Sean’s parents had offered us their rumpus room as a temporary accommodation solution, and we took them up on that offer. A four-bedroom, one bathroom, one toilet house with limited hot water and a septic tank, that already housed 7 people (Sean’s parents, three younger brothers and the girlfriend of one brother) and two dogs was rearranged and organised to fit in us: Sean and I, and the two kids, plus our bird and the dog. One thing I can say about my mother-in-law is that she has a knack for making things happen when she puts her mind to it. Surely she has some secret magical power that has transformed a room that was chockers with random accumulated crap into a neat little living space complete with a nursery and a lounge area. [I say neat, but at the moment it’s still chaos – so much sorting out still to do, a week and a half after our move!]
While it’s not the most ideal of situations, at the end of the day it is a MASSIVE blessing to us to be living rent-free, paying a very reasonable amount of board, with free built-in babysitting. God has provided an awesome opportunity for us to catch up on our debts, save for a second car again, and be able to pay bond and rent-in-advance at the next house without having to borrow from family. I’m keenly aware that this is not something everyone has the ability to do, and I am sincerely grateful and humbled by the generosity of my in-laws.

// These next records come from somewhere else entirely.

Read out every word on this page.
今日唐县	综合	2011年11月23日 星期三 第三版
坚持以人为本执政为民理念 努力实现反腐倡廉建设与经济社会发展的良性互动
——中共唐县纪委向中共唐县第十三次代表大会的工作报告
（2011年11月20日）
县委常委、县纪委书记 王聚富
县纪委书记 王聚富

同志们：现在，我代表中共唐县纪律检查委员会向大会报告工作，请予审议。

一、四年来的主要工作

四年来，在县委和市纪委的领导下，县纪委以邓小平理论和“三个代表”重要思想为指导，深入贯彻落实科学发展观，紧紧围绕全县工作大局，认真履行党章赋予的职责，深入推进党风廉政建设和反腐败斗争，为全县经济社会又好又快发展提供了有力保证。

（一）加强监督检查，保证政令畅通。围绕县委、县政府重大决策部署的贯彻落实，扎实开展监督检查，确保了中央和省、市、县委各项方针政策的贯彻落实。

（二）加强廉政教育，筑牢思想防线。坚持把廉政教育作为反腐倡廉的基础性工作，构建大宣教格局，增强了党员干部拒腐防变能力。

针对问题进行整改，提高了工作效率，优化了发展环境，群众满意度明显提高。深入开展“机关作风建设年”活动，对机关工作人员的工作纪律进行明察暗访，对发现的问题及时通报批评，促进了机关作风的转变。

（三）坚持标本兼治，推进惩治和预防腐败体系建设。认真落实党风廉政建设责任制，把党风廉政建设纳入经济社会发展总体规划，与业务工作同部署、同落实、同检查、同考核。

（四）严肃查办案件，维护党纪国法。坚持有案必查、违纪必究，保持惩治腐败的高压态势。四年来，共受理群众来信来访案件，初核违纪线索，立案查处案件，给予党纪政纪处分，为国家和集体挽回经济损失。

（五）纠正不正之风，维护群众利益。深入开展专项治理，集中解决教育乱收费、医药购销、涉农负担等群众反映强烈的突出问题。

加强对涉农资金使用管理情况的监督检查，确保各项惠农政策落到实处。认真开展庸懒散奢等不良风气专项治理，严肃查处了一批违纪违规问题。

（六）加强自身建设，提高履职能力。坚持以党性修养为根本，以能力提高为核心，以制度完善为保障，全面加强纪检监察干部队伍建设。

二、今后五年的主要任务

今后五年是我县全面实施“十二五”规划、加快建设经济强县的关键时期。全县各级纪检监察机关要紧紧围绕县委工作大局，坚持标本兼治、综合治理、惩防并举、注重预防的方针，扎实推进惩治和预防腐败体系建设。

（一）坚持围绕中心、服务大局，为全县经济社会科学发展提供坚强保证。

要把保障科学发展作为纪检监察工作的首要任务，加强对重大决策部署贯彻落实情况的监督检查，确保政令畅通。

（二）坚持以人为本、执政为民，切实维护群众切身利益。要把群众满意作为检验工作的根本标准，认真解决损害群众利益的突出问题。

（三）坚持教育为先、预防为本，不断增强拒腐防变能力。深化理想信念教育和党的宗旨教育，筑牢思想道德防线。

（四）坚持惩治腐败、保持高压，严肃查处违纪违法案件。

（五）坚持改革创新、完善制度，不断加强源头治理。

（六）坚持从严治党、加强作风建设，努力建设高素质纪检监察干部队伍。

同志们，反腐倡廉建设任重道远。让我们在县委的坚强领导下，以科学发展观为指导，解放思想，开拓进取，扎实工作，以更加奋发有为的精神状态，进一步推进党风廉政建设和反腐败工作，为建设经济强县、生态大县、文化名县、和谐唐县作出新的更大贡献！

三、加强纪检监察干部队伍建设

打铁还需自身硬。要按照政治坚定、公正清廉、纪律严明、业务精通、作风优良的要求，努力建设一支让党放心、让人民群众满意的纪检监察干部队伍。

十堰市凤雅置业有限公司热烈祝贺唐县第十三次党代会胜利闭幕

So in my week living here, I’ve been struck by just how differently our households run, and am conscious of not wanting to rock the boat by trying to impose my ways of doing things in someone else’s house. It’s all the little things that make up daily life; if I’m not careful, I can become judgemental and superior. The way they shop, the way they shove things into the pantry and fridge, their haphazard style of hanging washing or the way they leave the bathroom mat on the floor to go squidgy between showers – it’s all just different. Can I really claim to be any better than anyone else because we would hang up the bath mat in our house, or because I like my clothes hung neatly for better aeration? I have plenty of dodgy habits, like leaving things lying about the place [I have the attention span of a hyperactive toy poodle and simply forget I ever put down a mug or a plate next to me]. Our house was always terribly messy because we didn’t have the processes and habits to keep it effortlessly tidy; I have to admit that, although I disagree with many of the things they do here, it works. The house is usually kept in a reasonable state of cleanliness and tidiness. Everyone has a chance to relax in the evening; they aren’t madly catching up on all the housework, like Sean and I always seemed to do.
When two different households merge into one, there has to be a bit of give and take. We each have our idiosyncrasies, our particular ways of doing life, and everyone – not just our big family – has something they can learn from seeing how others do it. In our time here, I hope to learn the habit of tidiness and routine; I hope to impart a sense of frugality [you wouldn’t believe how much food they throw out here!] and some of the little things I’ve found make household chores a little easier.